I couldn’t wait til my head hit the pillow tonight. The last few days have been rough. I will reluctantly admit that, after days of denying that I could possibly get sick on the day I leave for the second leg of my journey, I am sick.
Mini me came home with it last week then passed it onto Mom. I was a sitting duck. I loaded up on Vitamin C in anticipation, but the late night I had Sat. night visiting with my cousin and sampling the drinks at his new bar downtown, Passage, proved to be just what the bug needed to take over my immune system. I woke up Sunday morning a little bit punchy and a lot sick.
This past week has been unexpectedly, emotionally exhausting. Since I was 18, I have come home every year at Christmas for a few days. I stay nestled in the comfort of my parent’s home and don’t really venture out into the city much. This week was very different. I had the freedom of my own car and the urgency of getting things done.
It has been 12 years since my Dad passed and this week his memory was stronger than any of my previous visits. He was in every turn of every road. In the storage facility I rented for my things, in the boats on the river enjoying the Labor Day fireworks, in the tiny town of Newport, KY where his favorite treat stop, Anne’s Ice Ball, still stands.
It was in the many unsolicited mentions of his name from family members as if it was just yesterday he left us. In the now overgrown pine tree that still grows in the backyard of our old family house that I watched him plant when I was 10 and in the refreshing feel of the nighttime air as I would replicate a drive taken many times with him to get a summer nights ice cream.
He was everywhere in Cincinnati this week. His memory hasn’t faded one bit. I can still hear his voice, his laugh and the lisp of his tongue as if only yesterday we enjoyed a new family memory. If anything, this week, his memory was stronger than ever.
The Labor Day fireworks were Sunday night. In Cincinnati, the fireworks on Labor Day weekend is comparable to a national holiday.
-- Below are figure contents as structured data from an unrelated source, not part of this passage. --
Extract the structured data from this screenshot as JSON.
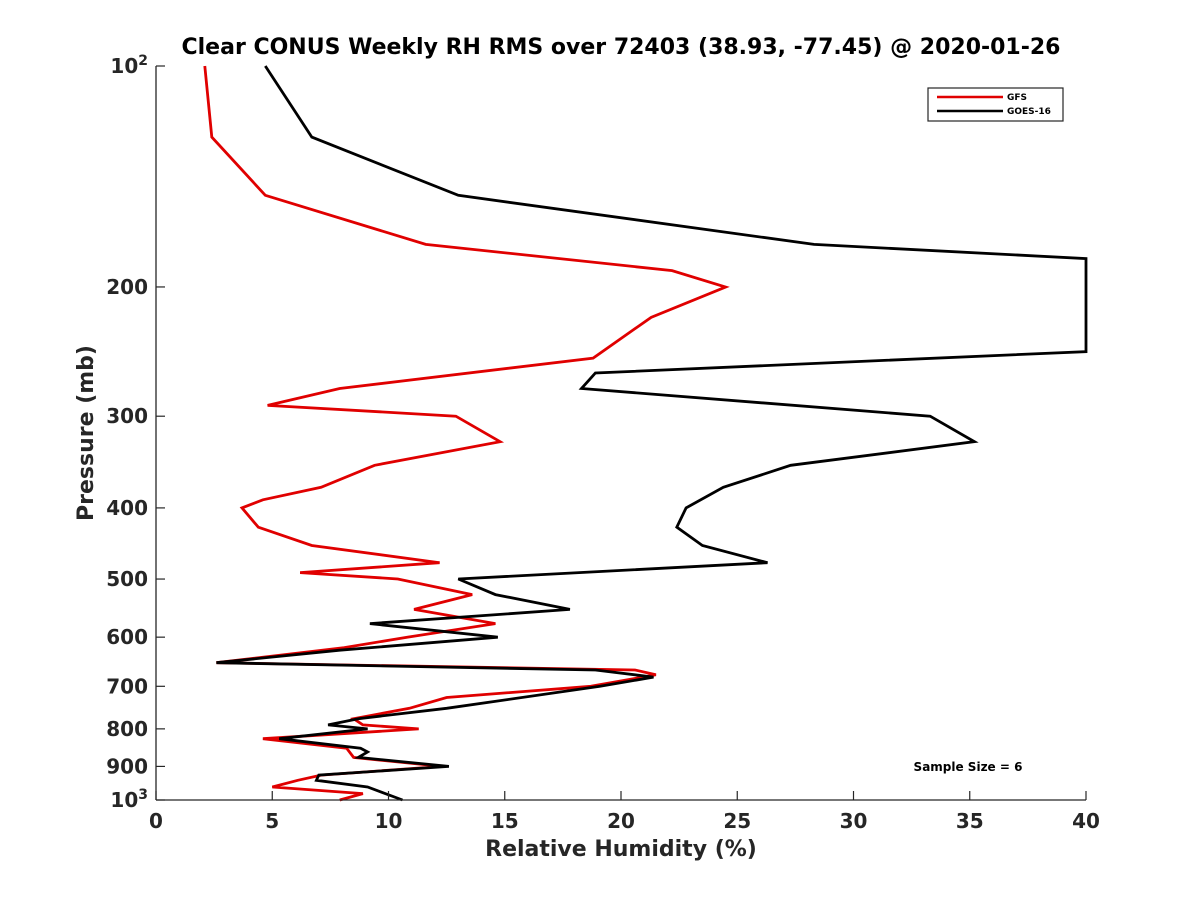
{
  "chart_data": {
    "type": "line",
    "title": "Clear CONUS Weekly RH RMS over 72403 (38.93, -77.45) @ 2020-01-26",
    "xlabel": "Relative Humidity (%)",
    "ylabel": "Pressure (mb)",
    "xlim": [
      0,
      40
    ],
    "ylim": [
      100,
      1000
    ],
    "y_scale": "log",
    "y_reversed": true,
    "x_ticks": [
      "0",
      "5",
      "10",
      "15",
      "20",
      "25",
      "30",
      "35",
      "40"
    ],
    "y_ticks": [
      {
        "value": 100,
        "base": "10",
        "exp": "2"
      },
      {
        "value": 200,
        "label": "200"
      },
      {
        "value": 300,
        "label": "300"
      },
      {
        "value": 400,
        "label": "400"
      },
      {
        "value": 500,
        "label": "500"
      },
      {
        "value": 600,
        "label": "600"
      },
      {
        "value": 700,
        "label": "700"
      },
      {
        "value": 800,
        "label": "800"
      },
      {
        "value": 900,
        "label": "900"
      },
      {
        "value": 1000,
        "base": "10",
        "exp": "3"
      }
    ],
    "legend_position": "top-right",
    "grid": false,
    "annotation": "Sample Size = 6",
    "series": [
      {
        "name": "GFS",
        "color": "#e00000",
        "points": [
          [
            2.1,
            100
          ],
          [
            2.4,
            125
          ],
          [
            4.7,
            150
          ],
          [
            11.6,
            175
          ],
          [
            22.2,
            190
          ],
          [
            24.5,
            200
          ],
          [
            21.3,
            220
          ],
          [
            18.8,
            250
          ],
          [
            7.9,
            275
          ],
          [
            4.8,
            290
          ],
          [
            12.9,
            300
          ],
          [
            14.8,
            325
          ],
          [
            9.4,
            350
          ],
          [
            7.1,
            375
          ],
          [
            4.6,
            390
          ],
          [
            3.7,
            400
          ],
          [
            4.4,
            425
          ],
          [
            6.7,
            450
          ],
          [
            12.2,
            475
          ],
          [
            6.2,
            490
          ],
          [
            10.4,
            500
          ],
          [
            13.6,
            525
          ],
          [
            11.1,
            550
          ],
          [
            14.6,
            575
          ],
          [
            10.8,
            600
          ],
          [
            8.1,
            620
          ],
          [
            2.6,
            650
          ],
          [
            20.6,
            665
          ],
          [
            21.5,
            675
          ],
          [
            18.7,
            700
          ],
          [
            12.5,
            725
          ],
          [
            10.9,
            750
          ],
          [
            8.5,
            775
          ],
          [
            8.9,
            790
          ],
          [
            11.3,
            800
          ],
          [
            4.6,
            825
          ],
          [
            8.2,
            850
          ],
          [
            8.5,
            875
          ],
          [
            12.3,
            900
          ],
          [
            7.1,
            925
          ],
          [
            6.1,
            940
          ],
          [
            5,
            960
          ],
          [
            8.9,
            980
          ],
          [
            7.9,
            1000
          ]
        ]
      },
      {
        "name": "GOES-16",
        "color": "#000000",
        "points": [
          [
            4.7,
            100
          ],
          [
            6.7,
            125
          ],
          [
            13,
            150
          ],
          [
            28.3,
            175
          ],
          [
            40,
            183
          ],
          [
            40,
            245
          ],
          [
            18.9,
            262
          ],
          [
            18.3,
            275
          ],
          [
            33.3,
            300
          ],
          [
            35.2,
            325
          ],
          [
            27.3,
            350
          ],
          [
            24.4,
            375
          ],
          [
            22.8,
            400
          ],
          [
            22.4,
            425
          ],
          [
            23.5,
            450
          ],
          [
            26.3,
            475
          ],
          [
            13,
            500
          ],
          [
            14.6,
            525
          ],
          [
            17.8,
            550
          ],
          [
            9.2,
            575
          ],
          [
            14.7,
            600
          ],
          [
            7.9,
            625
          ],
          [
            2.6,
            650
          ],
          [
            18.9,
            665
          ],
          [
            21.4,
            680
          ],
          [
            19.1,
            700
          ],
          [
            12.5,
            750
          ],
          [
            8.7,
            775
          ],
          [
            7.4,
            790
          ],
          [
            9.1,
            800
          ],
          [
            5.3,
            825
          ],
          [
            8.8,
            850
          ],
          [
            9.1,
            860
          ],
          [
            8.7,
            875
          ],
          [
            12.6,
            900
          ],
          [
            7,
            925
          ],
          [
            6.9,
            940
          ],
          [
            9.1,
            960
          ],
          [
            10.6,
            1000
          ]
        ]
      }
    ]
  }
}
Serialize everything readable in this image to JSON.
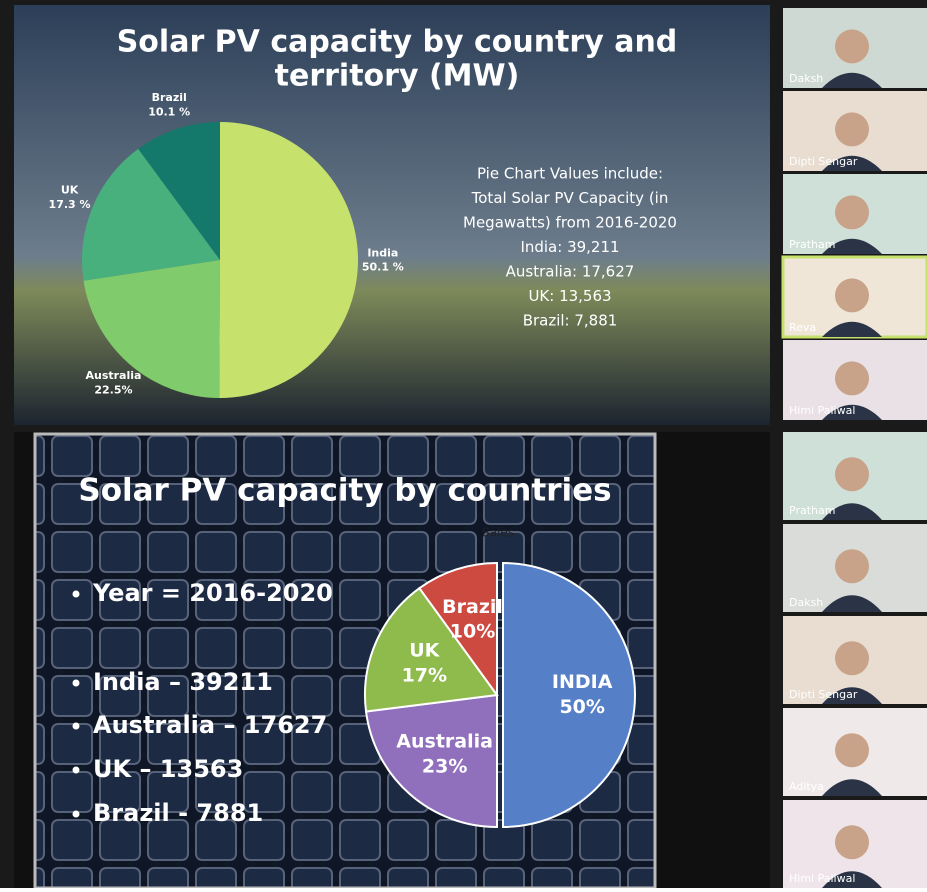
{
  "slide1": {
    "title_lines": [
      "Solar PV capacity by country and",
      "territory (MW)"
    ],
    "note_lines": [
      "Pie Chart Values include:",
      "Total Solar PV Capacity (in",
      "Megawatts) from 2016-2020",
      "India: 39,211",
      "Australia: 17,627",
      "UK: 13,563",
      "Brazil: 7,881"
    ],
    "pie": {
      "type": "pie",
      "categories": [
        "India",
        "Australia",
        "UK",
        "Brazil"
      ],
      "values": [
        50.1,
        22.5,
        17.3,
        10.1
      ],
      "value_labels": [
        "50.1 %",
        "22.5%",
        "17.3 %",
        "10.1 %"
      ],
      "colors": [
        "#c6e26c",
        "#80cc6c",
        "#48b07c",
        "#14796b"
      ]
    }
  },
  "slide2": {
    "title": "Solar PV capacity by countries",
    "bullets": [
      "Year = 2016-2020",
      "India – 39211",
      "Australia – 17627",
      "UK – 13563",
      "Brazil - 7881"
    ],
    "pie": {
      "type": "pie",
      "title": "Sales",
      "categories": [
        "INDIA",
        "Australia",
        "UK",
        "Brazil"
      ],
      "values": [
        50,
        23,
        17,
        10
      ],
      "value_labels": [
        "50%",
        "23%",
        "17%",
        "10%"
      ],
      "colors": [
        "#5580c8",
        "#9070bc",
        "#8fba4c",
        "#cc4a40"
      ]
    }
  },
  "participants": [
    "Daksh",
    "Dipti Sengar",
    "Pratham",
    "Reva",
    "Himi Paliwal",
    "Pratham",
    "Daksh",
    "Dipti Sengar",
    "Aditya",
    "Himi Paliwal"
  ]
}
It is the time when the banks of the Ohio river, both the Kentucky side and the Ohio side, come together in one concentrated effort of showmanship and revel in a 30 minute production and show of lights while over 1 million people are tuned into the same radio station synchronizing the soundtrack to those lights.
It was a favorite time for my parents to gather with friends, hop on our boat and enjoy the view from the best seat in the house, the Ohio River. I haven’t been in Cincinnati for the fireworks since the year my Dad died. It worked out as a perfect send off before I finish the drive cross country and head to NY.
Monday morning was here and I was still in denial of the illness looming. I doubled the vitamin C doses and refused to believe that this bug could grow to full blown the day I am to leave. I had a late start. My feet were dragging as if the flu bug had placed its own two heavy hands on the back of my neck and started forcing me down. Pressuring me to stop, drop everything and go back to bed. I had to ignore its grasp and continue on. Drive, drive, drive. Just get me to the next stop.
There was no way I would make it to NY at a decent time, so I compromised on stopping in Philly. I haven’t been to Philly since I was a kid. A perfect detour and an added attraction to the list of venues.
I continued on my drive only after stopping for a Philly steak and cheese sandwich at Sonny’s Famous Steaks.
The drive to NY was brief. I arrived with just enough time to doll myself up and meet a new friend in Manhattan for dinner and a glass of wine. It was unfortunate that my taste buds had numbed from the pressure in my head. I'm sure it was an excellent meal.
I was aching, coughing, sniffling and run down. My head finally hit the pillow at 11:00. At last! Tomorrow, I will be on a plane to Paris. I will bring with me on that flight, my cold, my Eurorail pass and one bag filled with enough to last the next month. I will leave behind my car lease, a half eaten steak and cheese sandwich and the most treasured of all, the small reminders of my Dad Cincinnati had thoughtfully laid about its city. Safe for the keeping and always available for me to revisit again when I pass through town.